A good credit score gives you access to more money at a lower interest rate. In Canada, you need a credit score of 680 or above to qualify for the best mortgage rates, although some mortgage providers will give you a mortgage with a credit score of 600-680 but at a higher interest rate.
What is a credit score?
Your credit score is an expression of your credit report which is based on your credit history. It suggests to a lender the risk you represent compared to other consumers. A credit score is a three-digit number, on a scale from 300 - 900 that expresses your credit information at one point in time. The higher the score the lower the perceived risk to the lender.
Your credit history is a record of the ability you’ve demonstrated to repay debts and your responsibility in repaying them. It contains facts gathered from financial institutions, retailers, and lenders about how you have handled credit in the last seven years.
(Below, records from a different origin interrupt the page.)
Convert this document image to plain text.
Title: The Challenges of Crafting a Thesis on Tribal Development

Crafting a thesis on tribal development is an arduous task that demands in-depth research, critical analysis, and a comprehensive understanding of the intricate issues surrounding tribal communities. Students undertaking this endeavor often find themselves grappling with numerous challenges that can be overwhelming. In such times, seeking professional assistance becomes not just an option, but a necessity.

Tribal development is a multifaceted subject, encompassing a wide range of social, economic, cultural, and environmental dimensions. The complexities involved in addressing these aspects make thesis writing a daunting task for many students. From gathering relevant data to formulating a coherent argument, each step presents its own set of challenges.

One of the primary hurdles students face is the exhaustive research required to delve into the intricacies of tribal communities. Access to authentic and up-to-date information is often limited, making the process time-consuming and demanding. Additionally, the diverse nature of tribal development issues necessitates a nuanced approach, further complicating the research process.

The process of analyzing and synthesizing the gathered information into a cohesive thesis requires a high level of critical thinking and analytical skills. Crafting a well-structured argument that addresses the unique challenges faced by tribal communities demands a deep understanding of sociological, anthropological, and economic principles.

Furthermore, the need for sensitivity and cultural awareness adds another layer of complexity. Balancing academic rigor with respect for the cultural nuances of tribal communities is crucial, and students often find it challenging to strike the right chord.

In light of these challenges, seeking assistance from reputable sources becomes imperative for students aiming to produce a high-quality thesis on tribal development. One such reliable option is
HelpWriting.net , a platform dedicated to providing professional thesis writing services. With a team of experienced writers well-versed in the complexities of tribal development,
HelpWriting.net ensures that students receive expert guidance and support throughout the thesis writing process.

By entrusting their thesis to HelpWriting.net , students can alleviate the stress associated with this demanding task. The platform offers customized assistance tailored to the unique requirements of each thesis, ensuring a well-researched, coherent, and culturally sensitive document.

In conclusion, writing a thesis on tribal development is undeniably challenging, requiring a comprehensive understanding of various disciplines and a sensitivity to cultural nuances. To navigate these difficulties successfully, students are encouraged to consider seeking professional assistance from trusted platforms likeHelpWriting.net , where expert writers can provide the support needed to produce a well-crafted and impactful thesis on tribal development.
Factors include your repayment history, how long your credit history is, the different types of loans you have, and your total existing debt. This information is then used to create your credit report. Your credit report is one of the main tools lenders use when deciding whether or not to give your credit.
Why does your credit score matter?
Lenders use your credit score as one of the tools to decide whether or not they will offer you credit and what rate of interest they will charge. The higher the score the better the credit. It can impact everything from the initial deposit on a phone to the interest rate you’re charged on your credit cards & your car insurance rates. In Canada, you need a credit score of 680 or above to qualify for the best mortgage rates, although some mortgage providers will give you a mortgage with a credit score of 600-680 but at a higher interest rate.
To find out what your credit score is, go to Ordering your credit report and score for all the details.
How do I improve my credit score?
One: Pay your bills on time. Even one late payment of a credit card, loan or utility can affect your credit score. The good news is that it only takes about six months of on-time payments to make a positive difference in your score.
Two: Maintain a low credit utilization rate.
What is a credit utilization rate: It’s the money you owe compared to the money you have access to borrow. The lower that is, the better.
How do you make that happen?
➡️If you don’t have a credit card, apply for one & pay it off every month. Start with just one though. Too many inquiries into your credit can negatively affect your credit score.
➡️If you already have cards, inquire about a credit increase.
➡️Don’t close any existing credit cards or accounts, that will leave you with
access to less credit with the same amount of debt.
➡️If you can’t pay off the full balance of your credit cards, make sure you pay at least 30% of it and do it on time to maintain a good credit score.
When it comes to getting a mortgage, the higher your credit score, the better. A good credit score will ensure that you actually get approved for the mortgage, and get a favourable interest rate.